Lake George, 1922 by Georgia O'Keeffe
From 1918 until 1934, Georgia O'Keeffe lived for part of the year at Alfred Stieglitz'sfamily estate in Lake George, located in New York's Adirondack Park. The thirty-six-acre property was situated along the western shore, in the southern basin of the thirty-mile-long glacial lake popularly known as "the Queen of American lakes." O'Keeffe typically stayed at Lake George from spring to fall and reveled in the discovery of new subject matter while finding respite in the bucolic setting of the Stieglitz property, a former farm. She enjoyed long walks through the wooded hillsides and hikes up Prospect Mountain to take in the spectacular view of the lake's mountain-rimmed waters. In her humble studio, nicknamed the "shanty," O'Keeffe found a place to concentrate on her work without the distractions of city life and the intrusions of the gregarious Stieglitz family who congregated at the lake house in the summer months. In 1923, she enthusiastically wrote to her friend, the writer Sherwood Anderson, "I wish you could see the place here - there is something so perfect about the mountains and the lake and the trees - Sometimes I want to tear it all to pieces - it seems so perfect - but it is really lovely - And when the household is in good running order - and I feel free to work it is very nice."
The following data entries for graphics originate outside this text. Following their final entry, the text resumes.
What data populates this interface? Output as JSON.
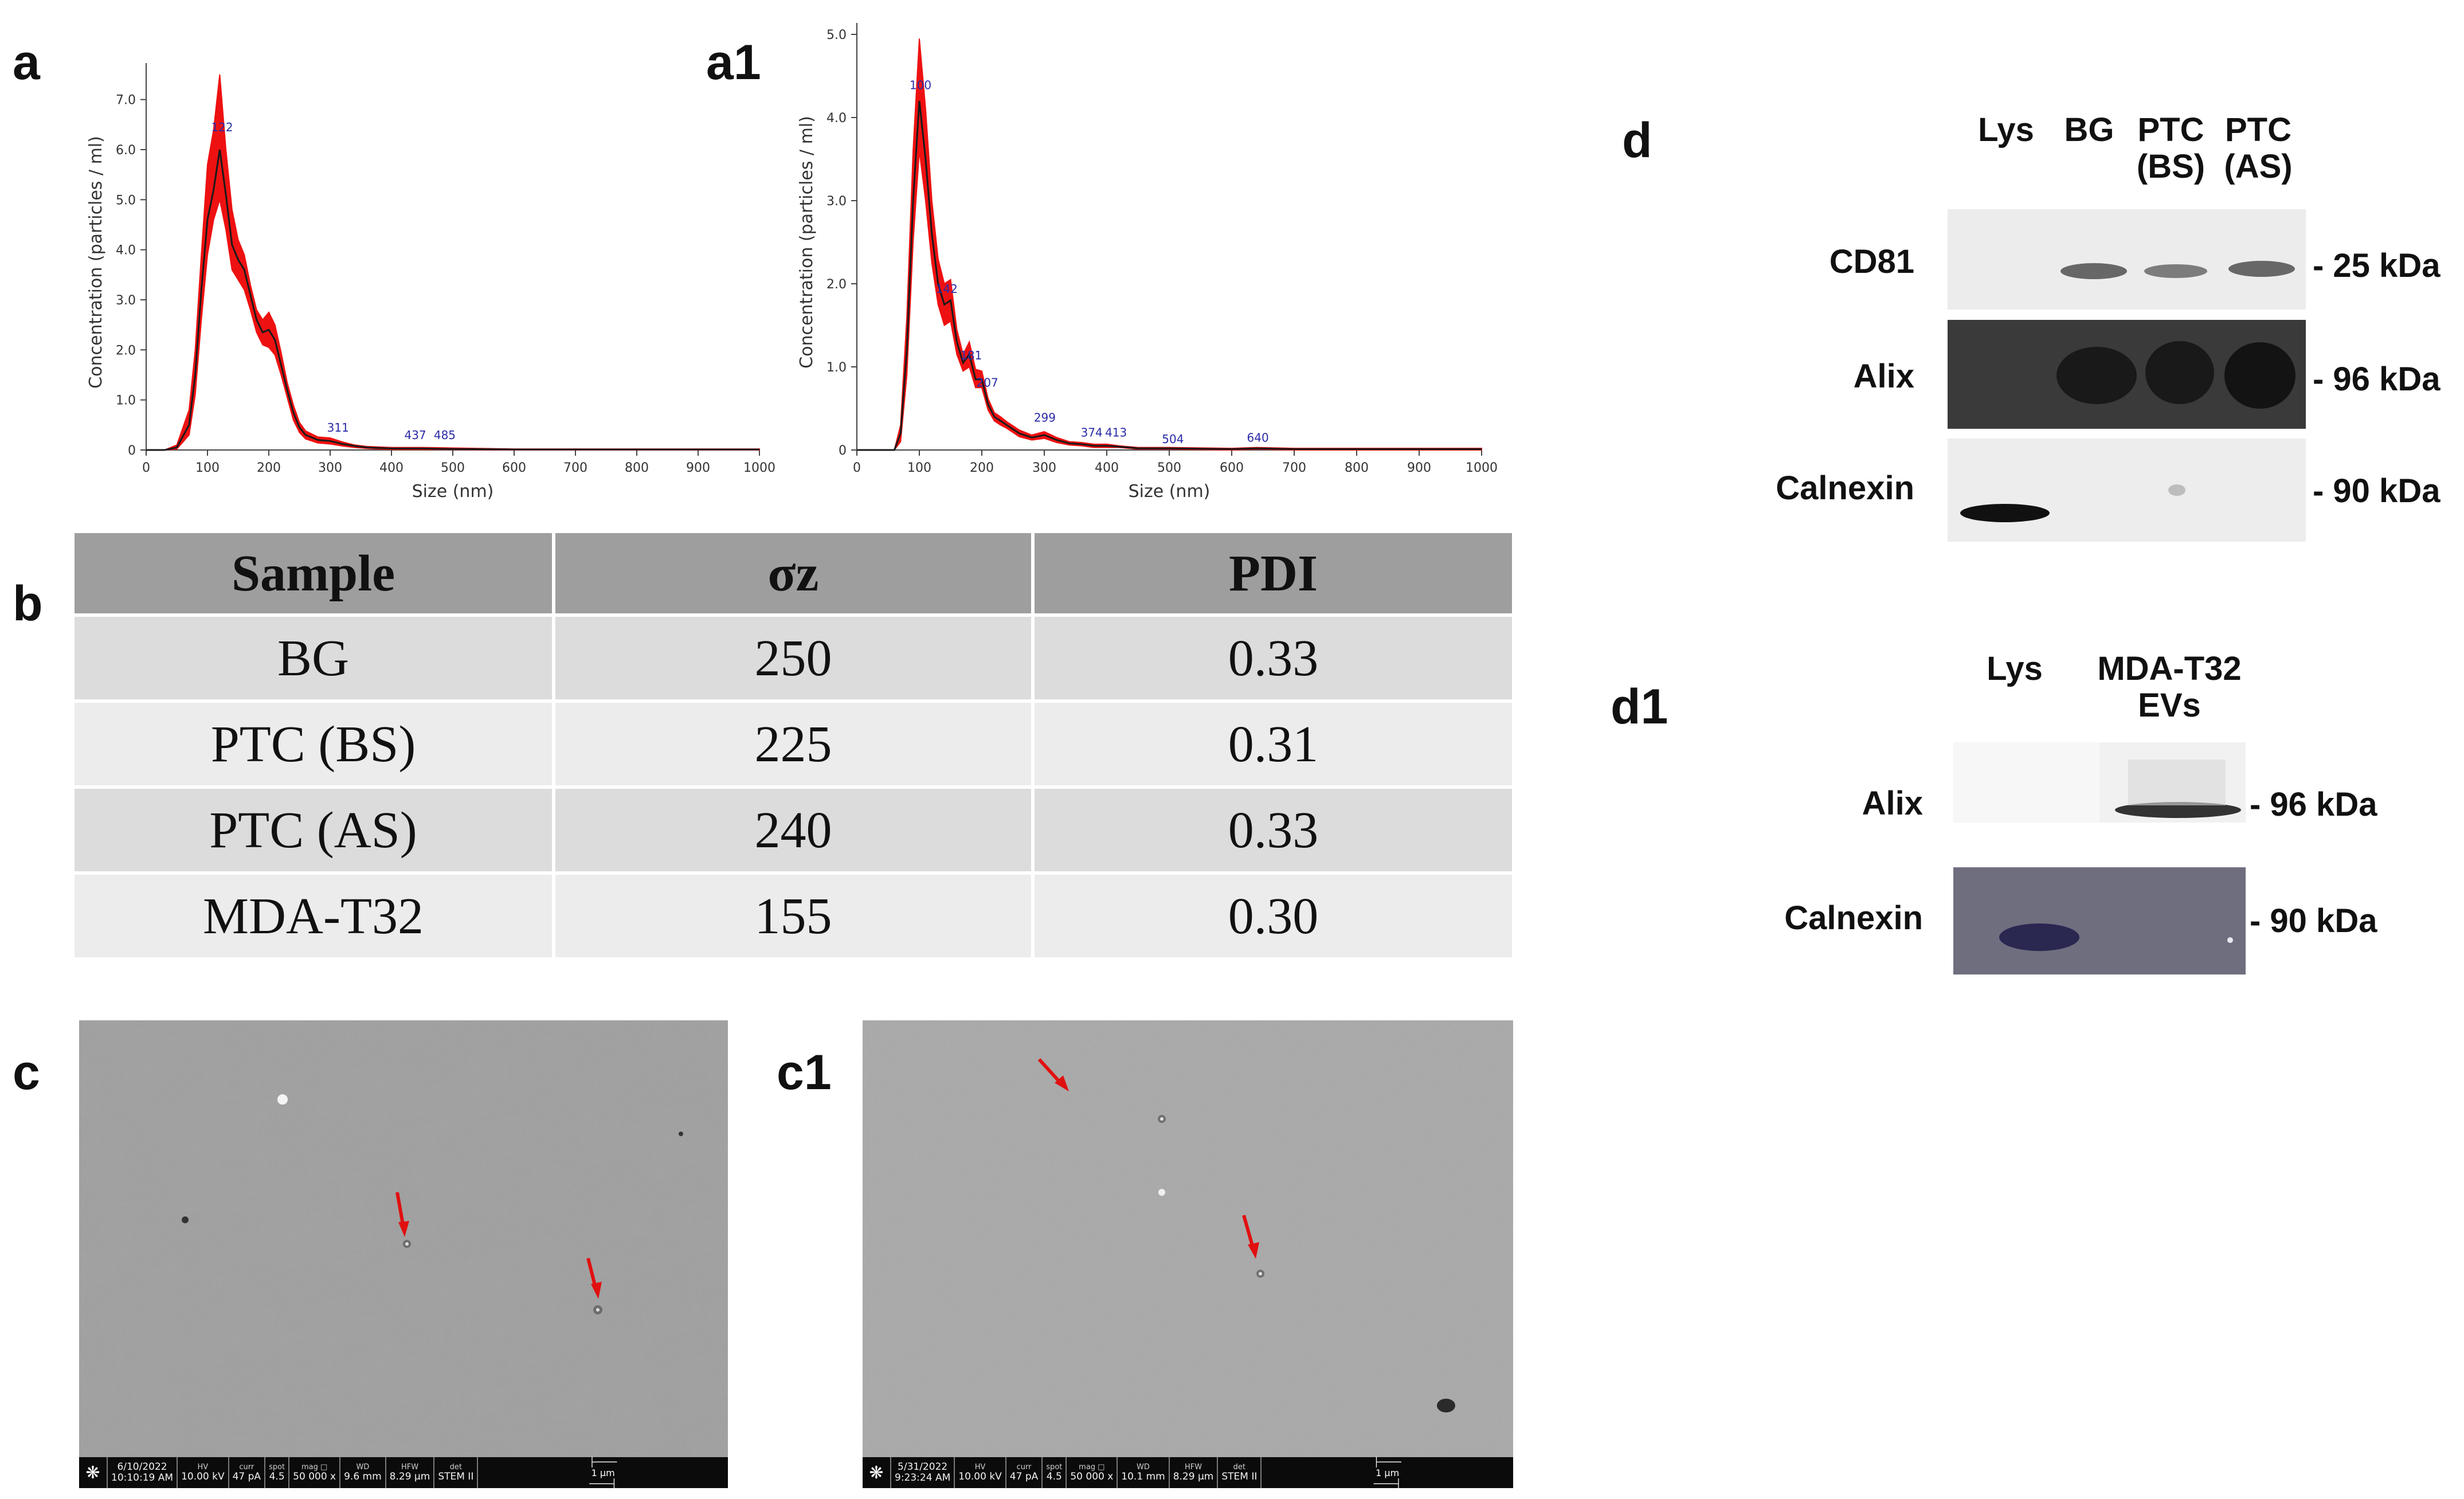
{
  "panel_labels": {
    "a": "a",
    "a1": "a1",
    "b": "b",
    "c": "c",
    "c1": "c1",
    "d": "d",
    "d1": "d1"
  },
  "chart_data": [
    {
      "type": "line",
      "name": "a",
      "title": "",
      "xlabel": "Size (nm)",
      "ylabel": "Concentration (particles / ml)",
      "xlim": [
        0,
        1000
      ],
      "ylim": [
        0,
        7.5
      ],
      "xticks": [
        "0",
        "100",
        "200",
        "300",
        "400",
        "500",
        "600",
        "700",
        "800",
        "900",
        "1000"
      ],
      "yticks": [
        "0",
        "1.0",
        "2.0",
        "3.0",
        "4.0",
        "5.0",
        "6.0",
        "7.0"
      ],
      "series": [
        {
          "name": "mean",
          "x": [
            0,
            30,
            50,
            70,
            80,
            90,
            100,
            110,
            120,
            130,
            140,
            150,
            160,
            170,
            180,
            190,
            200,
            210,
            220,
            230,
            240,
            250,
            260,
            280,
            300,
            320,
            340,
            360,
            400,
            450,
            500,
            600,
            700,
            800,
            900,
            1000
          ],
          "y": [
            0,
            0,
            0.05,
            0.5,
            1.5,
            3.2,
            4.6,
            5.2,
            6.0,
            5.1,
            4.1,
            3.8,
            3.6,
            3.1,
            2.6,
            2.35,
            2.4,
            2.2,
            1.7,
            1.2,
            0.75,
            0.45,
            0.3,
            0.2,
            0.18,
            0.12,
            0.08,
            0.05,
            0.03,
            0.03,
            0.02,
            0.01,
            0.01,
            0.01,
            0.01,
            0.01
          ]
        },
        {
          "name": "error_upper",
          "x": [
            0,
            30,
            50,
            70,
            80,
            90,
            100,
            110,
            120,
            130,
            140,
            150,
            160,
            170,
            180,
            190,
            200,
            210,
            220,
            230,
            240,
            250,
            260,
            280,
            300,
            320,
            340,
            360,
            400,
            450,
            500,
            600,
            700,
            800,
            900,
            1000
          ],
          "y": [
            0,
            0,
            0.1,
            0.8,
            2.0,
            3.9,
            5.7,
            6.4,
            7.5,
            6.0,
            4.8,
            4.2,
            3.9,
            3.3,
            2.8,
            2.6,
            2.75,
            2.5,
            1.95,
            1.35,
            0.9,
            0.55,
            0.38,
            0.26,
            0.24,
            0.16,
            0.1,
            0.07,
            0.05,
            0.05,
            0.04,
            0.02,
            0.02,
            0.02,
            0.02,
            0.02
          ]
        },
        {
          "name": "error_lower",
          "x": [
            0,
            30,
            50,
            70,
            80,
            90,
            100,
            110,
            120,
            130,
            140,
            150,
            160,
            170,
            180,
            190,
            200,
            210,
            220,
            230,
            240,
            250,
            260,
            280,
            300,
            320,
            340,
            360,
            400,
            450,
            500,
            600,
            700,
            800,
            900,
            1000
          ],
          "y": [
            0,
            0,
            0.02,
            0.3,
            1.1,
            2.6,
            3.9,
            4.6,
            5.0,
            4.4,
            3.6,
            3.4,
            3.2,
            2.8,
            2.35,
            2.1,
            2.05,
            1.9,
            1.5,
            1.05,
            0.6,
            0.35,
            0.22,
            0.14,
            0.12,
            0.08,
            0.05,
            0.03,
            0.01,
            0.01,
            0.01,
            0,
            0,
            0,
            0,
            0
          ]
        }
      ],
      "peak_labels": [
        {
          "x": 122,
          "y": 6.3,
          "text": "122"
        },
        {
          "x": 311,
          "y": 0.3,
          "text": "311"
        },
        {
          "x": 437,
          "y": 0.15,
          "text": "437"
        },
        {
          "x": 485,
          "y": 0.15,
          "text": "485"
        }
      ]
    },
    {
      "type": "line",
      "name": "a1",
      "title": "",
      "xlabel": "Size (nm)",
      "ylabel": "Concentration (particles / ml)",
      "xlim": [
        0,
        1000
      ],
      "ylim": [
        0,
        5.0
      ],
      "xticks": [
        "0",
        "100",
        "200",
        "300",
        "400",
        "500",
        "600",
        "700",
        "800",
        "900",
        "1000"
      ],
      "yticks": [
        "0",
        "1.0",
        "2.0",
        "3.0",
        "4.0",
        "5.0"
      ],
      "series": [
        {
          "name": "mean",
          "x": [
            0,
            60,
            70,
            80,
            90,
            100,
            110,
            120,
            130,
            140,
            150,
            160,
            170,
            180,
            190,
            200,
            210,
            220,
            230,
            240,
            260,
            280,
            300,
            320,
            340,
            360,
            380,
            400,
            420,
            450,
            500,
            600,
            640,
            700,
            800,
            900,
            1000
          ],
          "y": [
            0,
            0,
            0.2,
            1.2,
            3.0,
            4.2,
            3.5,
            2.6,
            2.0,
            1.75,
            1.8,
            1.3,
            1.05,
            1.15,
            0.85,
            0.85,
            0.55,
            0.4,
            0.35,
            0.3,
            0.2,
            0.15,
            0.18,
            0.12,
            0.08,
            0.07,
            0.05,
            0.05,
            0.04,
            0.02,
            0.02,
            0.01,
            0.02,
            0.01,
            0.01,
            0.01,
            0.01
          ]
        },
        {
          "name": "error_upper",
          "x": [
            0,
            60,
            70,
            80,
            90,
            100,
            110,
            120,
            130,
            140,
            150,
            160,
            170,
            180,
            190,
            200,
            210,
            220,
            230,
            240,
            260,
            280,
            300,
            320,
            340,
            360,
            380,
            400,
            420,
            450,
            500,
            600,
            640,
            700,
            800,
            900,
            1000
          ],
          "y": [
            0,
            0,
            0.3,
            1.6,
            3.6,
            4.95,
            4.1,
            3.0,
            2.3,
            2.0,
            2.05,
            1.45,
            1.15,
            1.3,
            0.97,
            0.95,
            0.62,
            0.45,
            0.4,
            0.34,
            0.24,
            0.18,
            0.22,
            0.15,
            0.1,
            0.09,
            0.07,
            0.07,
            0.05,
            0.03,
            0.03,
            0.02,
            0.03,
            0.02,
            0.02,
            0.02,
            0.02
          ]
        },
        {
          "name": "error_lower",
          "x": [
            0,
            60,
            70,
            80,
            90,
            100,
            110,
            120,
            130,
            140,
            150,
            160,
            170,
            180,
            190,
            200,
            210,
            220,
            230,
            240,
            260,
            280,
            300,
            320,
            340,
            360,
            380,
            400,
            420,
            450,
            500,
            600,
            640,
            700,
            800,
            900,
            1000
          ],
          "y": [
            0,
            0,
            0.1,
            0.9,
            2.5,
            3.6,
            3.0,
            2.25,
            1.75,
            1.5,
            1.55,
            1.15,
            0.95,
            1.0,
            0.75,
            0.75,
            0.48,
            0.35,
            0.3,
            0.26,
            0.16,
            0.12,
            0.14,
            0.09,
            0.06,
            0.05,
            0.03,
            0.03,
            0.03,
            0.01,
            0.01,
            0,
            0.01,
            0,
            0,
            0,
            0
          ]
        }
      ],
      "peak_labels": [
        {
          "x": 100,
          "y": 4.3,
          "text": "100"
        },
        {
          "x": 142,
          "y": 1.85,
          "text": "142"
        },
        {
          "x": 181,
          "y": 1.05,
          "text": "181"
        },
        {
          "x": 207,
          "y": 0.72,
          "text": "207"
        },
        {
          "x": 299,
          "y": 0.3,
          "text": "299"
        },
        {
          "x": 374,
          "y": 0.12,
          "text": "374"
        },
        {
          "x": 413,
          "y": 0.12,
          "text": "413"
        },
        {
          "x": 504,
          "y": 0.04,
          "text": "504"
        },
        {
          "x": 640,
          "y": 0.06,
          "text": "640"
        }
      ]
    },
    {
      "type": "table",
      "name": "b",
      "headers": [
        "Sample",
        "σz",
        "PDI"
      ],
      "rows": [
        [
          "BG",
          "250",
          "0.33"
        ],
        [
          "PTC (BS)",
          "225",
          "0.31"
        ],
        [
          "PTC (AS)",
          "240",
          "0.33"
        ],
        [
          "MDA-T32",
          "155",
          "0.30"
        ]
      ]
    }
  ],
  "sem": {
    "c": {
      "date": "6/10/2022",
      "time": "10:10:19 AM",
      "hv_k": "HV",
      "hv": "10.00 kV",
      "curr_k": "curr",
      "curr": "47 pA",
      "spot_k": "spot",
      "spot": "4.5",
      "mag_k": "mag □",
      "mag": "50 000 x",
      "wd_k": "WD",
      "wd": "9.6 mm",
      "hfw_k": "HFW",
      "hfw": "8.29 μm",
      "det_k": "det",
      "det": "STEM II",
      "scale": "1 μm"
    },
    "c1": {
      "date": "5/31/2022",
      "time": "9:23:24 AM",
      "hv_k": "HV",
      "hv": "10.00 kV",
      "curr_k": "curr",
      "curr": "47 pA",
      "spot_k": "spot",
      "spot": "4.5",
      "mag_k": "mag □",
      "mag": "50 000 x",
      "wd_k": "WD",
      "wd": "10.1 mm",
      "hfw_k": "HFW",
      "hfw": "8.29 μm",
      "det_k": "det",
      "det": "STEM II",
      "scale": "1 μm"
    }
  },
  "blot_d": {
    "lanes": [
      "Lys",
      "BG",
      "PTC\n(BS)",
      "PTC\n(AS)"
    ],
    "rows": [
      {
        "name": "CD81",
        "marker": "- 25 kDa"
      },
      {
        "name": "Alix",
        "marker": "- 96 kDa"
      },
      {
        "name": "Calnexin",
        "marker": "- 90 kDa"
      }
    ]
  },
  "blot_d1": {
    "lanes": [
      "Lys",
      "MDA-T32\nEVs"
    ],
    "rows": [
      {
        "name": "Alix",
        "marker": "- 96 kDa"
      },
      {
        "name": "Calnexin",
        "marker": "- 90 kDa"
      }
    ]
  },
  "colors": {
    "error_band": "#ee1111",
    "mean_line": "#1a1a1a",
    "peak_label": "#2b2ba8",
    "arrow": "#e11010",
    "table_header": "#9e9e9e"
  },
  "icons": {
    "sem_logo": "fei-logo-icon",
    "arrow": "red-arrow-icon"
  }
}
The majority of Georgia O'Keeffe's Lake George landscapes follow a similar compositional format of mountains stretching across the upper third of the picture, a long band of water at the center, and a stand of trees in the foreground. In this painting of the lake at dusk, however, O'Keeffe departs from the more familiar landscape composition by removing the shoreline, eliminating all extraneous details, and distilling the mountain and lake scenery to its most elemental forms. The artist pushed the boundaries between the descriptive and the abstract a step further by fusing the mountain and its mirrored image on the surface of the water as one unified abstract design. The image has a dual orientation and can be read horizontally, as a more conventional landscape or, if the canvas were turned on its side, the abstract forms would dominate.